The Rules Of Retirement Getting Major Overhaul, Here’s What You Should Know

By Jennifer Hollohan | Published

retirement

The latest omnibus bill arrived at the Senate this week, with the initial vote scheduled for Friday. Portions of the massive spending bill have topped news headlines this week, but there are also some critical, less-talked-about provisions. Some of those that may surprise you include updates to retirement rules.

Lawmakers cobbled together retirement-related provisions from smaller bills previously passed by only one side of Congress. They packaged the stalled bills together and renamed them Secure 2.0. It contains seven provisions you need to know if you are in or nearing retirement.

Currently, older workers bump up against limits to how much they can contribute to a 401k. Workers over 50 can add $6,500 to the current federal contribution cap of $6,500. However, the provision raises that additional saving (known as “catch-up”) amount. 

Instead, you could “contribute $10,000, or 50% more than the regular catch-up amount in 2025, whichever is greater,” according to CNN. The only catch is that catch-up contribution is not before tax. You would get taxed on the front end. 

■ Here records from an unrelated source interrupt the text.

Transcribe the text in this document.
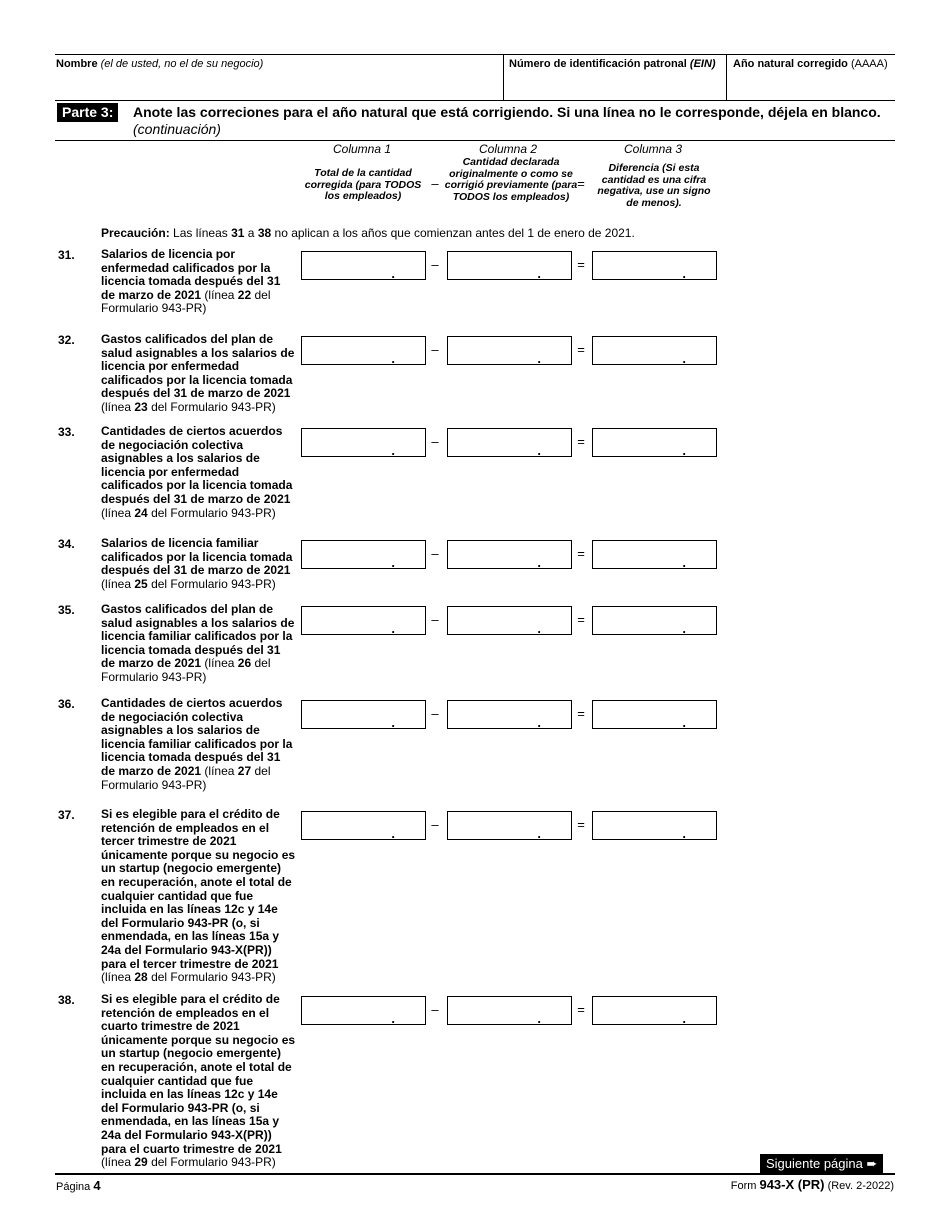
Nombre (el de usted, no el de su negocio)	Número de identificación patronal (EIN) Año natural corregido (AAAA)
Parte 3:	Anote las correciones para el año natural que está corrigiendo. Si una línea no le corresponde, déjela en blanco.
(continuación)
Columna 1
Total de la cantidad corregida (para TODOS los empleados)
–
Columna 2
Cantidad declarada originalmente o como se corrigió previamente (para TODOS los empleados)
=
Columna 3
Diferencia (Si esta cantidad es una cifra negativa, use un signo de menos).
Precaución: Las líneas 31 a 38 no aplican a los años que comienzan antes del 1 de enero de 2021.
31. Salarios de licencia por enfermedad calificados por la licencia tomada después del 31 de marzo de 2021 (línea 22 del Formulario 943-PR)
.	.	.
–	=
32. Gastos calificados del plan de salud asignables a los salarios de licencia por enfermedad calificados por la licencia tomada después del 31 de marzo de 2021 (línea 23 del Formulario 943-PR)
.	.	.
–	=
33. Cantidades de ciertos acuerdos de negociación colectiva asignables a los salarios de licencia por enfermedad calificados por la licencia tomada después del 31 de marzo de 2021 (línea 24 del Formulario 943-PR)
.	.	.
–	=
34. Salarios de licencia familiar calificados por la licencia tomada después del 31 de marzo de 2021 (línea 25 del Formulario 943-PR)
.	.	.
–	=
35. Gastos calificados del plan de salud asignables a los salarios de licencia familiar calificados por la licencia tomada después del 31 de marzo de 2021 (línea 26 del Formulario 943-PR)
.	.	.
–	=
36. Cantidades de ciertos acuerdos de negociación colectiva asignables a los salarios de licencia familiar calificados por la licencia tomada después del 31 de marzo de 2021 (línea 27 del Formulario 943-PR)
.	.	.
–	=
37. Si es elegible para el crédito de retención de empleados en el tercer trimestre de 2021 únicamente porque su negocio es un startup (negocio emergente) en recuperación, anote el total de cualquier cantidad que fue incluida en las líneas 12c y 14e del Formulario 943-PR (o, si enmendada, en las líneas 15a y 24a del Formulario 943-X(PR)) para el tercer trimestre de 2021 (línea 28 del Formulario 943-PR)
.	.	.
–	=
38. Si es elegible para el crédito de retención de empleados en el cuarto trimestre de 2021 únicamente porque su negocio es un startup (negocio emergente) en recuperación, anote el total de cualquier cantidad que fue incluida en las líneas 12c y 14e del Formulario 943-PR (o, si enmendada, en las líneas 15a y 24a del Formulario 943-X(PR)) para el cuarto trimestre de 2021 (línea 29 del Formulario 943-PR)
.	.	.
–	=
Siguiente página ➨
Página 4	Form 943-X (PR) (Rev. 2-2022)
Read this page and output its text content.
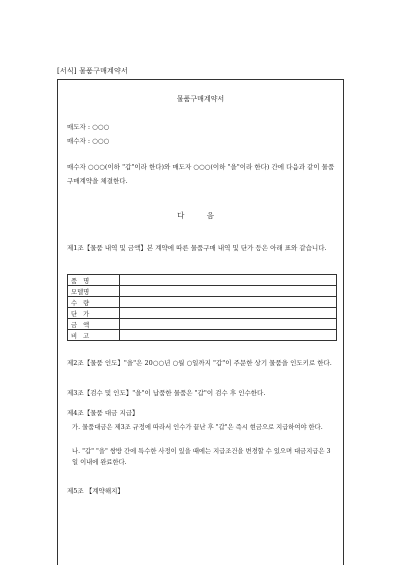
[서식] 물품구매계약서
물품구매계약서
매도자 : ○○○
매수자 : ○○○
매수자 ○○○(이하 "갑"이라 한다)와 매도자 ○○○(이하 "을"이라 한다) 간에 다음과 같이 물품구매계약을 체결한다.
다 음
제1조【물품 내역 및 금액】본 계약에 따른 물품구매 내역 및 단가 등은 아래 표와 같습니다.
품 명	
모델명	
수 량	
단 가	
금 액	
비 고	
제2조【물품 인도】"을"은 20○○년 ○월 ○일까지 "갑"이 주문한 상기 물품을 인도키로 한다.
제3조【검수 및 인도】"을"이 납품한 물품은 "갑"이 검수 후 인수한다.
제4조【물품 대금 지급】
가. 물품대금은 제3조 규정에 따라서 인수가 끝난 후 "갑"은 즉시 현금으로 지급하여야 한다.
나. "갑" "을" 쌍방 간에 특수한 사정이 있을 때에는 지급조건을 변경할 수 있으며 대금지급은 3일 이내에 완료한다.
제5조 【계약해지】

Secure 2.0 would also raise the age for minimum required distributions. Currently, you must withdraw a minimum annual amount from your IRA or 401k at age 70 1/2. The provision bumps that age up to 73 and then 75 by 2033.

The provisions also require employers to enroll employees in a retirement plan. Companies would have to set a default contribution rate of 3%, with an annual increase of 1% until hitting the upper limit. That upper contribution limit is “at least 10% but not more than 15%.”

Employees would then have to opt-out of the retirement plan if they chose not to participate. This provision is particularly important, as it may ultimately impact your take-home pay. Keep an eye on the omnibus bill if you closely monitor your retirement contributions. 

Another key update contained in Secure 2.0 is that it will make retirement savings easier for part-time employees. The good news is those workers will need less service time under their belts to qualify for a workplace plan. It reduces the time from three years to two. 

Additionally, workers may access their retirement accounts for emergencies without the added tax penalty. And that will be welcome news to many! While you will pay income tax on it, that amount would get refunded if you repay the loan in under three years.

And if you are struggling with student loan debt, you may like the next provision. It allows employers to match your contribution based on your student loan payment. So, you can pay down your student loans and still save for retirement. 

And last but not least, there are updates to the Saver’s Credit in Secure 2.0. “An underutilized federal match exists for lower-income earners’ retirement contributions of up to $2,000 a year. The new package would enhance and simplify the so-called Saver’s Credit so more people could use it.”

Married tax filers may request a match from the federal government for their savings efforts in a tax year. The provision stipulates that couples making under $71,000 a year can ask for up to a 50% match. The cap is $1,000.